The pipe ruptured due to fatigue cracks that initiated from near-surface cracks associated with damage on the exterior surface of the pipe. The damage consisted of sliding contact marks including grooves associated with heavy contact with another object. The contact pressures were substantial enough to locally deform the pipe metal to form the groove and cause near-surface cracks to develop within the damaged areas. The fatigue cracks then initiated and propagated from the near-surface cracks during subsequent pipeline operations.

The location of the coating damage patterns, the damage at the top of the pipe extending across the girth weld, the shape of the grooves, and transferred metal within the grooves provided clues to the source of the damage. The coating had abrasions and deformation associated with sliding contact, indicating the damage occurred after the pipe had been coated. Since the damage extended across the girth weld, the damage occurred after the pipe sections had been welded, and damage only to the top of the pipe is most likely to occur after a pipe is positioned in the trench. The grooves had rounded bottom profiles, and material from the contacting object had been transferred to the pipe surface within the grooves. Relative to the pipe steel, the transferred material had a higher chromium content and appeared to contain larger manganese sulfide particles. The overall geometry of the damage and transferred steel in the grooves indicated the pipe was likely contacted by a steel component from a construction vehicle. Since the rupture was located in a remote area with no record of heavy equipment activity in the time since construction and given the relatively low total time in service for the pipeline, the damage likely occurred during original construction. While no pipe damage or other equipment complications were documented in available construction records for the ruptured pipe segment, the PHMSA failure investigation report noted “the location was wet and muddy, the weather was cold and windy, and working conditions were very difficult” based on inspection records from days the ruptured segment was constructed.

As documented in the PHMSA failure investigation report, the failed segment passed a post-construction hydrostatic pressure test in June 2009. Several caliper in-line inspection (ILI) tools, used to detect geometric anomalies such as ovalization or dents, were passed through the damaged segment in the time since construction, and no actionable anomalies were detected at the rupture location.

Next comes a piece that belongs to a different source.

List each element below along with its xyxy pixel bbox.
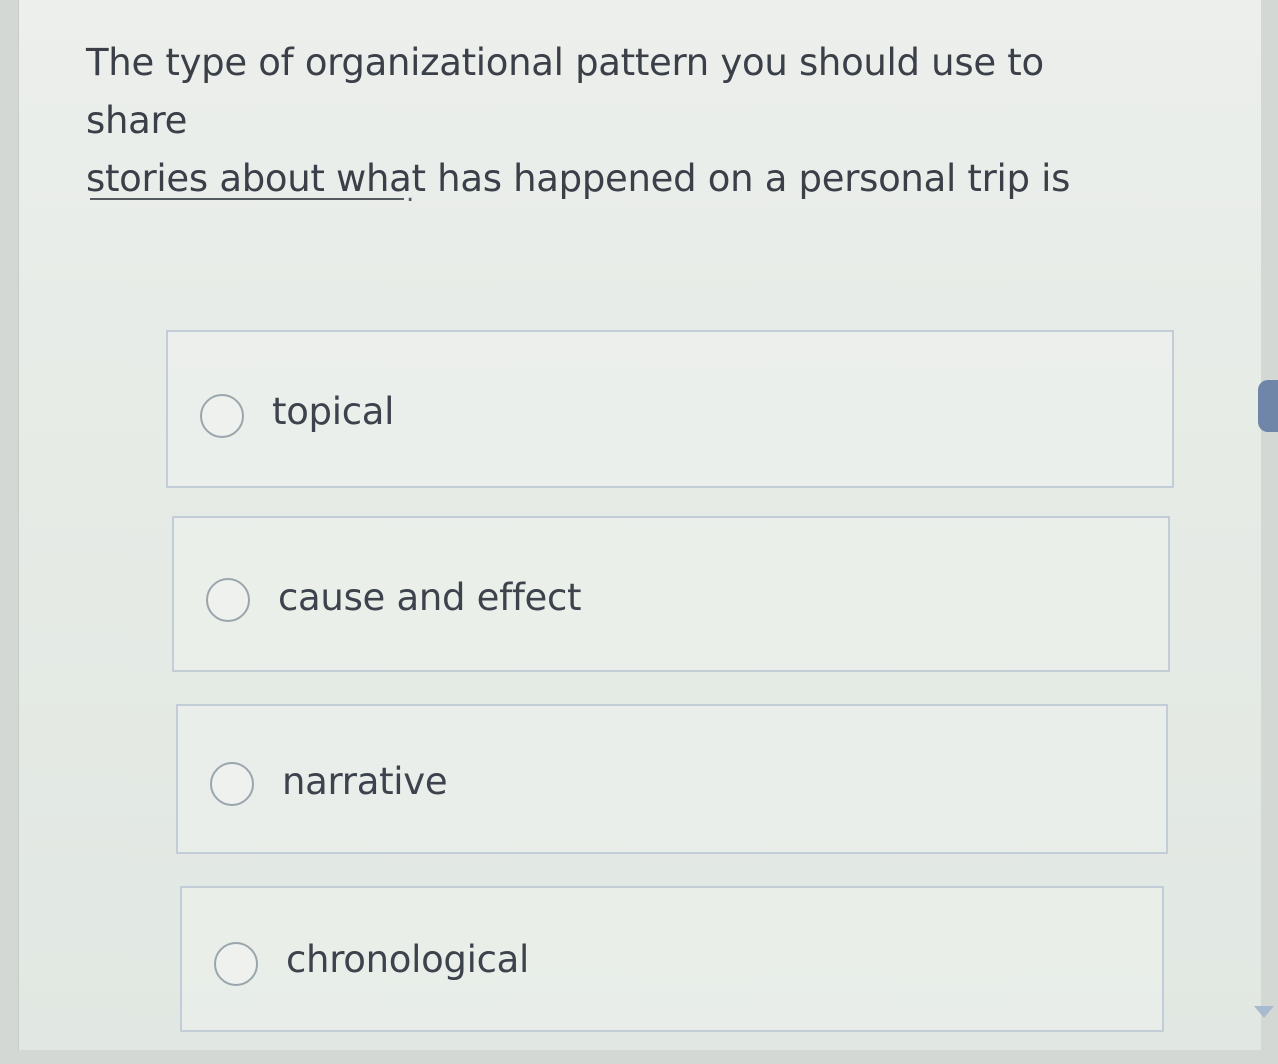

Two magnetic flux leakage ILI tools, used to detect changes in wall thickness, were also passed through the segment, and neither tool detected metal loss exceeding 10% of the wall thickness within 500 feet (152 m) of the rupture location. A Direct Current Voltage Gradient survey, which is used to detect exposed pipe wall surfaces from coating damage, was conducted to detect changes in current flow associated with the cathodic protection, and no readings requiring action were detected at the rupture location.

Conclusion

Both the NTSB pipeline accident brief and the PHMSA failure investigation report determined the accident likely resulted from mechanical damage that was sustained during pipeline construction. The damaged segment survived the post-construction hydraulic test, and the damage was not detected during subsequent pipeline inspections until the pipeline ruptured from a fatigue crack that initiated from near-surface cracks associated with the mechanical damage. The PHMSA failure investigation report concludes that it should be assumed that similar damage, which can be detected using existing ILI technology, could be sustained at any time throughout the lifetime of the pipeline, and implementation of more conservative assessment intervals would improve the probability of detection prior to failure.